How to Repair Sticky Piano Keys
Unsticking Piano Keys
© 2009 by Tom King (some rights reserved)
Moisture is the enemy of your piano. If the instrument sits near a drafty window, a door or along an outside wall, the moisture can get inside and cause the keys to swell and become hard to play. Sticky keys make it difficult to play your piano and need to be fixed to restore free motion to the keys.
When I started this project, I didn’t have a clue how to repair a piano. I don’t know how to tune a piano and don’t have the equipment to do so. I’ve scoured the Internet looking for step by step instructions on how to fix sticky keys without success. Fortunately, piano tuners are pretty reasonable as far as doing the tuning is concerned, but when it comes to sticky keys, things become expensive. Being broke is the mother of invention.
The process involves a little reverse engineering. Open up the top lid and study the innards. You shouldn’t have to remove the top lid after you open it. Don’t take off anything you don’t need to. That saves messing up and getting things out of alignment later. Look down in the open cover and you can see the strings and hammers. Don’t diddle with the strings or hammers any more than you have to. To unstick the keys you it’s likely you won’t have to.
You’ll need to figure out how to remove the keyboard lid and cover– the part of the outside case that covers the area between the keys and the hammers. It’s not hard with the help of an electric drill. You can do it by hand, but slashing around inside a piano with a screwdriver makes me nervous. An electric drill backs the screw out quick and clean. It didn’t take long for me to remove the cover and lift out the keyboard lid to expose the keys
After that, it became a simple matter to remove the keysI identified which keys were sticking and tagged each of the sticky ones with a tiny Post-It ® note first. Then I started working my way from left to right lifting the keys from the frame. The keys sit on top of a rod that acts as a fulcrum. Press down on the ivory part of the key and the other end tips the hammer striking the string. The keys are balanced so that the hammer end of the key is heavier than the ivory end and drops back into place of its own weight, raising the key back up to its proper height.
One by one take the keys out of the piano and set them side by side on a table in the same order you removed them. With a small vacuum, removed dust or dirt that has accumulated over the years inside the piano. Next clean the plastic covered part of each key with alcohol and a rag to remove any dirt or oil. Work from left to right again, restoring the keys to their places on the keyboard. When you get to a sticky key fix it. Usually the problem is that moisture has got into the cells of the wooden key and it has swollen causing it and adjoining keys to rub together.
While this may not be the approved method, since I couldn’t find any official piano key unsticking instructions anywhere, I did what seemed logical. I simply found where the key was rubbing against an adjacent key or the frame it sits in and sanded the contact point down. With a piece of medium sandpaper, sand the side of the key at the point of contact. Work slowly and sand very carefully so that you only remove the essential amount of surface wood and unstick the key without weakening the key. Keep test fitting the key with the two adjacent keys in place on either side. Sand the adjacent keys at the contact points as well. It’s best to alternate between any adjacent sticking keys until all keys move freely. Continue down the keyboard reinserting working keys and sanding the sticky ones until they work.
When all keys are clean and in place, reverse the assembly order, replace the keyboard lid, screw the cover back in place, lower the top lid and put the doilies and family photos back on top.
Now you can call a piano tuner and it will do some good. Your piano should work as good as new now.
I am not a professional piano repair guy. For the record, this is just how I did it with my own piano.
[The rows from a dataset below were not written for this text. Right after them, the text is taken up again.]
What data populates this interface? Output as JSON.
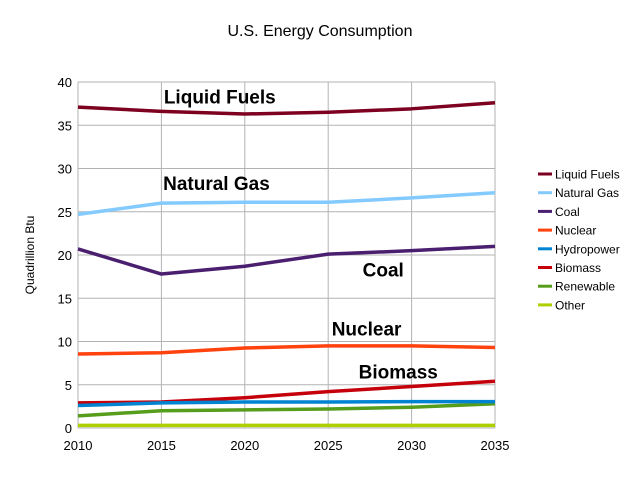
{
  "chart_data": {
    "type": "line",
    "title": "U.S. Energy Consumption",
    "xlabel": "",
    "ylabel": "Quadrillion Btu",
    "x": [
      2010,
      2015,
      2020,
      2025,
      2030,
      2035
    ],
    "xlim": [
      2010,
      2035
    ],
    "ylim": [
      0,
      40
    ],
    "yticks": [
      0,
      5,
      10,
      15,
      20,
      25,
      30,
      35,
      40
    ],
    "grid": true,
    "legend": "right",
    "series": [
      {
        "name": "Liquid Fuels",
        "color": "#7e0021",
        "values": [
          37.1,
          36.6,
          36.3,
          36.5,
          36.9,
          37.6
        ]
      },
      {
        "name": "Natural Gas",
        "color": "#83caff",
        "values": [
          24.7,
          26.0,
          26.1,
          26.1,
          26.6,
          27.2
        ]
      },
      {
        "name": "Coal",
        "color": "#4b1f6f",
        "values": [
          20.7,
          17.8,
          18.7,
          20.1,
          20.5,
          21.0
        ]
      },
      {
        "name": "Nuclear",
        "color": "#ff420e",
        "values": [
          8.55,
          8.7,
          9.25,
          9.5,
          9.5,
          9.3
        ]
      },
      {
        "name": "Hydropower",
        "color": "#0084d1",
        "values": [
          2.6,
          2.9,
          3.0,
          3.0,
          3.05,
          3.05
        ]
      },
      {
        "name": "Biomass",
        "color": "#c5000b",
        "values": [
          2.9,
          3.0,
          3.5,
          4.2,
          4.8,
          5.4
        ]
      },
      {
        "name": "Renewable",
        "color": "#579d1c",
        "values": [
          1.4,
          2.0,
          2.1,
          2.2,
          2.4,
          2.8
        ]
      },
      {
        "name": "Other",
        "color": "#aecf00",
        "values": [
          0.3,
          0.3,
          0.3,
          0.3,
          0.3,
          0.3
        ]
      }
    ],
    "annotations": [
      {
        "text": "Liquid Fuels",
        "x": 2018.5,
        "y": 38.2
      },
      {
        "text": "Natural Gas",
        "x": 2018.3,
        "y": 28.2
      },
      {
        "text": "Coal",
        "x": 2028.3,
        "y": 18.2
      },
      {
        "text": "Nuclear",
        "x": 2027.3,
        "y": 11.4
      },
      {
        "text": "Biomass",
        "x": 2029.2,
        "y": 6.4
      }
    ]
  }
}
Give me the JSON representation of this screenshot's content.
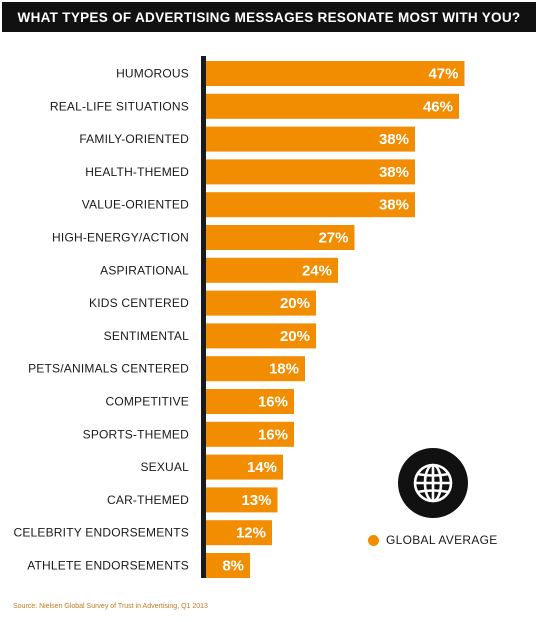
{
  "colors": {
    "bar": "#f28c00",
    "axis": "#1a1a1a",
    "header": "#111111"
  },
  "icon": "globe-icon",
  "legend": {
    "label": "GLOBAL AVERAGE"
  },
  "source": "Source: Nielsen Global Survey of Trust in Advertising, Q1 2013",
  "chart_data": {
    "type": "bar",
    "orientation": "horizontal",
    "title": "WHAT TYPES OF ADVERTISING MESSAGES RESONATE MOST WITH YOU?",
    "categories": [
      "HUMOROUS",
      "REAL-LIFE SITUATIONS",
      "FAMILY-ORIENTED",
      "HEALTH-THEMED",
      "VALUE-ORIENTED",
      "HIGH-ENERGY/ACTION",
      "ASPIRATIONAL",
      "KIDS CENTERED",
      "SENTIMENTAL",
      "PETS/ANIMALS CENTERED",
      "COMPETITIVE",
      "SPORTS-THEMED",
      "SEXUAL",
      "CAR-THEMED",
      "CELEBRITY ENDORSEMENTS",
      "ATHLETE ENDORSEMENTS"
    ],
    "series": [
      {
        "name": "GLOBAL AVERAGE",
        "values": [
          47,
          46,
          38,
          38,
          38,
          27,
          24,
          20,
          20,
          18,
          16,
          16,
          14,
          13,
          12,
          8
        ]
      }
    ],
    "value_labels": [
      "47%",
      "46%",
      "38%",
      "38%",
      "38%",
      "27%",
      "24%",
      "20%",
      "20%",
      "18%",
      "16%",
      "16%",
      "14%",
      "13%",
      "12%",
      "8%"
    ],
    "xlim": [
      0,
      50
    ],
    "grid": false,
    "legend_position": "bottom-right"
  }
}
I was successful, but that doesn’t mean you will be. If you break something, it’s not my fault and you can’t sue me for it because I’ve hereby warned you that something like that might happen if you try to follow these directions.
If you do successfully fix your sticky keys, though, drop me a note and let me know. I searched for days trying to find a description of how to do this and couldn’t find anything. I’m aware that there are some missing pictures, but I wasn’t recording for posterity at the time and got busy and missed some critical steps. If I ever have to fix the piano again, I’ll add them to this page.